Le ……………………………………………
à Me ………………………………………..
EXPEDITION :
Le 31 mai 2024
à Me Sandra VAKNIN
Le 31 mai 2024
à Me Anaïs LEVHA
Le …………………………………………………..
à Me ………………………………………………
N° RG 23/01783 – N° Portalis DBW3-W-B7H-3D37
PARTIES :
DEMANDERESSE
S.A. LOGEMENT ET GESTION IMMOBILIERE POUR LA REGION MEDITERRANEE, dont le siège social est sis [Adresse 1]
représentée par Me Clarisse BAINVEL, avocat au barreau de MARSEILLE
DEFENDEURS
Monsieur [I] [C], demeurant [Adresse 2]
représenté par Me Sandra VAKNIN, avocat au barreau de MARSEILLE
Madame [P] [C], demeurant [Adresse 2]
représentée par Me Anais LEVHA, avocat au barreau de MARSEILLE
EXPOSE DU LITIGE
Par contrat sous signature privée en date du 5 novembre 2015, la société d’HLM Logirem a donné à bail à Mme [P] [X] épouse [C] et M. [I] [C] un appartement à usage d’habitation situé [Adresse 3], pour un loyer mensuel de 633,25 euros, charges comprises.
Des loyers étant demeurés impayés, la société d’HLM Logirem a fait signifier à Mme [P] [X] épouse [C] et M. [I] [C] par acte de commissaire de justice en date du 29 novembre 2022 un commandement de payer la somme de 2 474,83 euros, en principal, correspondant à l’arriéré locatif et visant la clause résolutoire contractuelle.

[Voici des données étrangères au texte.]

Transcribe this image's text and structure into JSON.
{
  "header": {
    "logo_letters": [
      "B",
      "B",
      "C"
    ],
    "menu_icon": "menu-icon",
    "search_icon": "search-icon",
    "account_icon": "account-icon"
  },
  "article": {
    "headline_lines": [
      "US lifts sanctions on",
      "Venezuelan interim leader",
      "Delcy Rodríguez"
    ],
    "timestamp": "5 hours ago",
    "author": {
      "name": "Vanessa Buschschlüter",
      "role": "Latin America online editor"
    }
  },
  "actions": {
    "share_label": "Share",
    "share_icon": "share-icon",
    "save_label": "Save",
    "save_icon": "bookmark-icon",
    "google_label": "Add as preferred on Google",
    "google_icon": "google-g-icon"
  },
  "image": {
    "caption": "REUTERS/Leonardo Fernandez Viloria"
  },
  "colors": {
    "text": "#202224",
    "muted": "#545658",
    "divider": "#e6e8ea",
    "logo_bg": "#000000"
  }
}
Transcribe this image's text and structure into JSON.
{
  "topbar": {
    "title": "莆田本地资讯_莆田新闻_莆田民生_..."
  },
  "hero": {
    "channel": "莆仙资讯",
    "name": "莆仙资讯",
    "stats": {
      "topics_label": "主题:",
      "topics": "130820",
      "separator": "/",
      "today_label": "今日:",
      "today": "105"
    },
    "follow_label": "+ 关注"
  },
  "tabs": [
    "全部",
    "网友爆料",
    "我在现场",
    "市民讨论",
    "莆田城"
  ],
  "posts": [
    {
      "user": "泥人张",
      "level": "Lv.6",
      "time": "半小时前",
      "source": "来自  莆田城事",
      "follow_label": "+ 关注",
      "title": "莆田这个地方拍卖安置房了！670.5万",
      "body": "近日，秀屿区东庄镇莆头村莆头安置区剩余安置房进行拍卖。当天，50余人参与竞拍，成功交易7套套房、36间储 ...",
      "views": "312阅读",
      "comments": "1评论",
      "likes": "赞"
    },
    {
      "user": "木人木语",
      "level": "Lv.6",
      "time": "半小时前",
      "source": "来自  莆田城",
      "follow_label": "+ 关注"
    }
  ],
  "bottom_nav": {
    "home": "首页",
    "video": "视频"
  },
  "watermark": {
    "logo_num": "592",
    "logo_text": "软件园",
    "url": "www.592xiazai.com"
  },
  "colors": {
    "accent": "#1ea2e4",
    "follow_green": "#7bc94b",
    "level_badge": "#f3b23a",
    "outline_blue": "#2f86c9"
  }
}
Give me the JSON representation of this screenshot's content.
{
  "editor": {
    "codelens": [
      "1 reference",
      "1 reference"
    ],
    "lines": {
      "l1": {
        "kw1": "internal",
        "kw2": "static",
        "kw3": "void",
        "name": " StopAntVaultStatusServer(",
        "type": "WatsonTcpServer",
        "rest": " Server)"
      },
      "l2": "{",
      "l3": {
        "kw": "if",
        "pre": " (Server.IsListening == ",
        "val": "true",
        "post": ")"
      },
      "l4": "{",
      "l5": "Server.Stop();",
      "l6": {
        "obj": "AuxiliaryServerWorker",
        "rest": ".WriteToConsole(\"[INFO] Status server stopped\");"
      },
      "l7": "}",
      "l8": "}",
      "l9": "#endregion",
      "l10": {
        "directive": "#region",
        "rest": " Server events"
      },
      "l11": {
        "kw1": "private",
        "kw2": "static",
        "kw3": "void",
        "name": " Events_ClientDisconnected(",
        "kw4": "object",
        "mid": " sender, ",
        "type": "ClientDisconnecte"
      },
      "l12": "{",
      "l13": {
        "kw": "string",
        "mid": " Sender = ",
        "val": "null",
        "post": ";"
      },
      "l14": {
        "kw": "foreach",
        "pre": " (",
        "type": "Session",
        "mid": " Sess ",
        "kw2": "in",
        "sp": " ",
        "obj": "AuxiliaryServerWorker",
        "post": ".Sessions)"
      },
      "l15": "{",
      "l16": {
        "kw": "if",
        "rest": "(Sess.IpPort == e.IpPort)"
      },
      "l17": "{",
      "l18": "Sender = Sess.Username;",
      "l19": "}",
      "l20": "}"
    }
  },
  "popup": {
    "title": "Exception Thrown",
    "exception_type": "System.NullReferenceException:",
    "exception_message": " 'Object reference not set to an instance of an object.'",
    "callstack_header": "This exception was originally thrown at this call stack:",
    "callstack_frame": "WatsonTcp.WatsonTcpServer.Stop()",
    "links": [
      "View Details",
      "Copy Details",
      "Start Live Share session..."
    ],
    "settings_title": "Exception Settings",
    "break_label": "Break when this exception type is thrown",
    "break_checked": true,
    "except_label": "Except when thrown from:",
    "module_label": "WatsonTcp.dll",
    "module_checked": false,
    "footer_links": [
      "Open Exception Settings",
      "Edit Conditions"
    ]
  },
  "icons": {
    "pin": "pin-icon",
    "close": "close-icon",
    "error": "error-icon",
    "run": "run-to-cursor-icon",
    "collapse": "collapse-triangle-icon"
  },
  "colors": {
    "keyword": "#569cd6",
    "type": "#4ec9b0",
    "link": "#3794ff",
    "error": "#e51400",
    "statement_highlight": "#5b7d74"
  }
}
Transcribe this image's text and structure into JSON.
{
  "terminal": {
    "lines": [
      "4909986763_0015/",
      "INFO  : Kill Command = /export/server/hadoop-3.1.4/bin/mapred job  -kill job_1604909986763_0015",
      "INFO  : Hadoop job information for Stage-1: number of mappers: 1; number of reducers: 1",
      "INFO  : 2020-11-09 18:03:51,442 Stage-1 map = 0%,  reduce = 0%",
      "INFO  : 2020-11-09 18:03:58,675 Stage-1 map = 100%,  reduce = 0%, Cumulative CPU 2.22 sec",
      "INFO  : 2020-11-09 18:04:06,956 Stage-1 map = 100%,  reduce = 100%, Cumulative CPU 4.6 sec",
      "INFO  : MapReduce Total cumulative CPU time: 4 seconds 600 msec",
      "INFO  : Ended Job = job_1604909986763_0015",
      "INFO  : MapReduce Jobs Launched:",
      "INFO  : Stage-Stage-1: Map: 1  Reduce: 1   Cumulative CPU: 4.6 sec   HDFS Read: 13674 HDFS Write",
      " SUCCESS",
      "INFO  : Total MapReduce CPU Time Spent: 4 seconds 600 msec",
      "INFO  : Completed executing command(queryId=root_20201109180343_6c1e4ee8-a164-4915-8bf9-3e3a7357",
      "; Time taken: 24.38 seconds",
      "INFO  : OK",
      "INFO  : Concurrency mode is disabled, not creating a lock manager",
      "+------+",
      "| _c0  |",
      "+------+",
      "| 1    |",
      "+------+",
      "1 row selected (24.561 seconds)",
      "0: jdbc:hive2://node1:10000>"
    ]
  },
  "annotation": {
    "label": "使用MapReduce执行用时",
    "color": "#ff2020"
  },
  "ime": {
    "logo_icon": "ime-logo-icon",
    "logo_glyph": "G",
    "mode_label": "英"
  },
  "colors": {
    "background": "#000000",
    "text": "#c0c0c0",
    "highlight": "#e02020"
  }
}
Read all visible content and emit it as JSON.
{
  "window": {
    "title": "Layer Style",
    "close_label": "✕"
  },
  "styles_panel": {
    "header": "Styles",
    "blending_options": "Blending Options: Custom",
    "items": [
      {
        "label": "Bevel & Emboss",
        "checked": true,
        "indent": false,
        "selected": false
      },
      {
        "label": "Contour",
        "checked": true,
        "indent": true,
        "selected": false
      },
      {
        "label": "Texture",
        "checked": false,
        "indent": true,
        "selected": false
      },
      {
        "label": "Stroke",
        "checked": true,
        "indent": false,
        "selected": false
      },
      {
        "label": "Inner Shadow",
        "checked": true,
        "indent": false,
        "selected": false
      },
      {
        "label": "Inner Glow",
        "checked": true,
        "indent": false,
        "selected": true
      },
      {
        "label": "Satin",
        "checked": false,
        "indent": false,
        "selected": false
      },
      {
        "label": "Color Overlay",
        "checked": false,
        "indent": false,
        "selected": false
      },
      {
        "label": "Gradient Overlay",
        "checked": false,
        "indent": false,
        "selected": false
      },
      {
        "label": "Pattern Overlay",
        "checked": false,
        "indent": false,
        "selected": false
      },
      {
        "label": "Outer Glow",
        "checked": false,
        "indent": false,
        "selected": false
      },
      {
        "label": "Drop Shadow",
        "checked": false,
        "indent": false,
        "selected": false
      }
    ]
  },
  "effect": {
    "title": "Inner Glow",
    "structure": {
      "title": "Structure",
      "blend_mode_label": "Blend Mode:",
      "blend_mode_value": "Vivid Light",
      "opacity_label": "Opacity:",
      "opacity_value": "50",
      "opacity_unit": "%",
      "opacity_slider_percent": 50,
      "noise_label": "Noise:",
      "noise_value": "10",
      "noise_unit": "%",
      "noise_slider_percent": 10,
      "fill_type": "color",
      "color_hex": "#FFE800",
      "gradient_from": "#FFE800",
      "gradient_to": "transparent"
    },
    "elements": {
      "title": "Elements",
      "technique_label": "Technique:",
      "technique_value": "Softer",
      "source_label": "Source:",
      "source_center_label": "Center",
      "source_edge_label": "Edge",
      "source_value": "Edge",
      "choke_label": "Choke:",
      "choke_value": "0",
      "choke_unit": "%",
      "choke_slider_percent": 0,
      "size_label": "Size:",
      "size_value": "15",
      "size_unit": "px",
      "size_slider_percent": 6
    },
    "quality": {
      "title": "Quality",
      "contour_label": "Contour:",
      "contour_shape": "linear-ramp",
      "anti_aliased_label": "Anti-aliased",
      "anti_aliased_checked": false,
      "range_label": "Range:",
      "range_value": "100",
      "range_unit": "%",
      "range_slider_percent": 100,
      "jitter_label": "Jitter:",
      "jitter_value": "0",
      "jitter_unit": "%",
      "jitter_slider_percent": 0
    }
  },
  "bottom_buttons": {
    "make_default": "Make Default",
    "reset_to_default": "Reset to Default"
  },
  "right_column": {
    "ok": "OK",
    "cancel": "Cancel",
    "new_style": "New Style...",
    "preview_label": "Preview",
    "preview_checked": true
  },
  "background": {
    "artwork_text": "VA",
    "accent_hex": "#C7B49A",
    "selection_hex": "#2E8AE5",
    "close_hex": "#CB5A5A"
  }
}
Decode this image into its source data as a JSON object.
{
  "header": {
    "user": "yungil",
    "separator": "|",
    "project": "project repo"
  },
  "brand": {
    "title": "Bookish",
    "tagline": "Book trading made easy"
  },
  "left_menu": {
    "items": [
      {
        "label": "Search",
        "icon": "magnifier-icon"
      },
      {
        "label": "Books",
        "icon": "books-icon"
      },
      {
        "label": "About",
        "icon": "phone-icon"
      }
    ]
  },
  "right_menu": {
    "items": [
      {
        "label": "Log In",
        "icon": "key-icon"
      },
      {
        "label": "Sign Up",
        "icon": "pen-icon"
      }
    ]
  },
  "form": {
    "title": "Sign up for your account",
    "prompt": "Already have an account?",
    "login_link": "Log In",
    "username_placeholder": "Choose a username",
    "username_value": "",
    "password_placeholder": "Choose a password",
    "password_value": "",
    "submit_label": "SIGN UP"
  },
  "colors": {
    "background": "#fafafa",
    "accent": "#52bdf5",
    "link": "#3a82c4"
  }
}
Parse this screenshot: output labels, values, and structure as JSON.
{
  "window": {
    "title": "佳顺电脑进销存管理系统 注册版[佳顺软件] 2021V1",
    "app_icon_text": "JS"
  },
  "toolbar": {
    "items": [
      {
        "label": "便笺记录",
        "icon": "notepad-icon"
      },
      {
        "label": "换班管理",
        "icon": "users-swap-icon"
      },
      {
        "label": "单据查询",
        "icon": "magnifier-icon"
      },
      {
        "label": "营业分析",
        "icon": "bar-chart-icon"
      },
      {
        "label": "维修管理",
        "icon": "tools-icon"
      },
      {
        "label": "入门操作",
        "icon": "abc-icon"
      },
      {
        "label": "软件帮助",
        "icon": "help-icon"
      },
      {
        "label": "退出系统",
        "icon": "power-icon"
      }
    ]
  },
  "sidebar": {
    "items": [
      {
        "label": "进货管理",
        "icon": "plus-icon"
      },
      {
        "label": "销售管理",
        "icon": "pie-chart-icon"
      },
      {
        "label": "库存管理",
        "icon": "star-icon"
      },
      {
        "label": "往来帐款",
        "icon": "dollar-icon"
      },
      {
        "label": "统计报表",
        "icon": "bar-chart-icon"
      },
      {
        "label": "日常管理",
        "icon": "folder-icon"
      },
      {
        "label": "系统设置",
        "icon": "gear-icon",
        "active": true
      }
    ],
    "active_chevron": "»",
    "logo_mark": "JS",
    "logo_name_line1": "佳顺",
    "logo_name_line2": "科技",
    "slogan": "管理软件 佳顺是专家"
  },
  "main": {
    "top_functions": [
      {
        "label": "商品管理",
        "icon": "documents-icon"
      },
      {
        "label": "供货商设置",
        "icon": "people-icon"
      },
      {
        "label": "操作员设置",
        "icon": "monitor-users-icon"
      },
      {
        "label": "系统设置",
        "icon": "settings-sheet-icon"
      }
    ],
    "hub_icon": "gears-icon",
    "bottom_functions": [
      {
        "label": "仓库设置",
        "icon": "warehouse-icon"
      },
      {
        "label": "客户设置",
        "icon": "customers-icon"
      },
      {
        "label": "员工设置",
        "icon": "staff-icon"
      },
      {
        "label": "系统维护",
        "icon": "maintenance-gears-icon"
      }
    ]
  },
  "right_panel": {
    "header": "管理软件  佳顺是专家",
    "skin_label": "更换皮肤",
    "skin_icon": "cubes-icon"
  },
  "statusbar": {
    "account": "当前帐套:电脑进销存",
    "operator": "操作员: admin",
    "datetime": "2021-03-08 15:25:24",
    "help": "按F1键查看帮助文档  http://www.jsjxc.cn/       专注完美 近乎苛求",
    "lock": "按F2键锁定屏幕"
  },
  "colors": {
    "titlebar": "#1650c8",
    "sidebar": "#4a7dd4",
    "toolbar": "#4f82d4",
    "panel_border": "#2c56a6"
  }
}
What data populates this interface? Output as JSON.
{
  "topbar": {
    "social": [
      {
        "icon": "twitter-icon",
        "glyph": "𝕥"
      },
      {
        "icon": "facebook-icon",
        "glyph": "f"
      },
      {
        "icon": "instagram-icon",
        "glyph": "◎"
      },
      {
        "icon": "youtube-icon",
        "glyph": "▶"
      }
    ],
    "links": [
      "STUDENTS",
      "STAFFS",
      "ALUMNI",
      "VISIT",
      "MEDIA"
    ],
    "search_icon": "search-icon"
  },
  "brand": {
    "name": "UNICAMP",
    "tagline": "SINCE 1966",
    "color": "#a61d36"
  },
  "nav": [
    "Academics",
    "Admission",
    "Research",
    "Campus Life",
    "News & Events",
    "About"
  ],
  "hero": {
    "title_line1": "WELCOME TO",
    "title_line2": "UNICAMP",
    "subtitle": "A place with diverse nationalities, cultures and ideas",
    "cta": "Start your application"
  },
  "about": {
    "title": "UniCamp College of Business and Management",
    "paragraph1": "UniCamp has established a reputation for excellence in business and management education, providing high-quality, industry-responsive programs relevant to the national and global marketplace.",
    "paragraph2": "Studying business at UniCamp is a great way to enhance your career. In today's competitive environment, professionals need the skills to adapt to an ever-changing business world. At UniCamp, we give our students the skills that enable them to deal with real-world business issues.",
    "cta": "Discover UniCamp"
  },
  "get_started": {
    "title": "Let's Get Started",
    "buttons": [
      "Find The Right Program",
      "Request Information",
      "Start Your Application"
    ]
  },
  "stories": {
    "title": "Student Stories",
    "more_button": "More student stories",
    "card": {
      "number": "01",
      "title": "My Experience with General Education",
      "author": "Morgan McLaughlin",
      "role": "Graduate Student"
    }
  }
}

Par acte de commissaire de justice en date du 15 février 2023, la société d’HLM Logirem a fait assigner Mme [P] [X] épouse [C] et M. [I] [C] devant le juge des contentieux de la protection du tribunal judiciaire de Marseille, statuant en référé, aux fins de voir :
— constater le jeu de la clause résolutoire insérée au contrat de bail liant les parties sur le fondement de l’article 24 de la loi du 6 juillet 1989,
— ordonner l’expulsion des preneurs et de tout occupant de leur chef avec le concours de la force publique et d’un serrurier si besoin est,
— condamner à titre provisionnel sMme [P] [X] épouse [C] et M. [I] [C] à lui payer les loyers et charges impayés au 31 décembre 2022, soit la somme de 3 361,81 euros ainsi qu’une indemnité d’occupation jusqu’à libération effective des lieux d’un montant mensuel égal au montant du loyer et des charges si le bail s’était poursuivi, à indexer,
— condamner Mme [P] [X] épouse [C] et M. [I] [C] à lui payer la somme de 800 euros sur le fondement de l’article 700 du code de procédure civile, outre aux entiers dépens en ce compris le coût du commandement de payer.
Au soutien de ses prétentions, la société d’HLM Logirem expose que plusieurs échéances de loyers sont demeurées impayées malgré un commandement de payer visant la clause résolutoire insérée au contrat de bail délivré, le 29 novembre 2022 et ce pendant plus de deux mois.
Appelée à l’audience du 6 juillet 2023, l’affaire a fait l’objet d’un renvoi pour être finalement retenue à l’audience du 19 octobre 2023.
A cette audience, la société d’HLM Logirem, représentée par son conseil, sollicite le bénéfice de son acte introductif d’instance et actualise sa créance à la somme de 3 080,14 euros, selon décompte en date du 30 septembre 2023, terme de septembre inclus.
Mme [P] [X] épouse [C], représentée par son conseil, reconnaît la dette locative. Elle demande le rejet de la demande de constatation de la résiliation du bail et d’expulsion. Elle sollicite des délais de paiement de 36 mois et la suspension des effets de la clause résolutoire. Elle précise avoir conclu un échéancier avec le bailleur et payer 127 euros en plus du loyer courant tous les mois. Elle indique souhaiter rester dans les lieux, faisant valoir une situation personnelle et financière difficile tenant à la séparation du couple et à un divorce conflictuel. Elle demande que M. [I] [C] soit tenu de régler solidairement avec elle la dette locative. Elle explique que son époux qui était en charge du paiement du loyer ne l’a pas informée de la cessation des paiements dont elle a n’a pas eu connaissance avant son retour en France ayant été contrainte pour récupérer ses enfants, retenus en Algérie par son époux, d’y résider elle même une partie de l’année 2022 et 2023 et d’y entamer des procédures ainsi qu’auprès du juge aux affaires familiales du tribunal judiciaire de Marseille.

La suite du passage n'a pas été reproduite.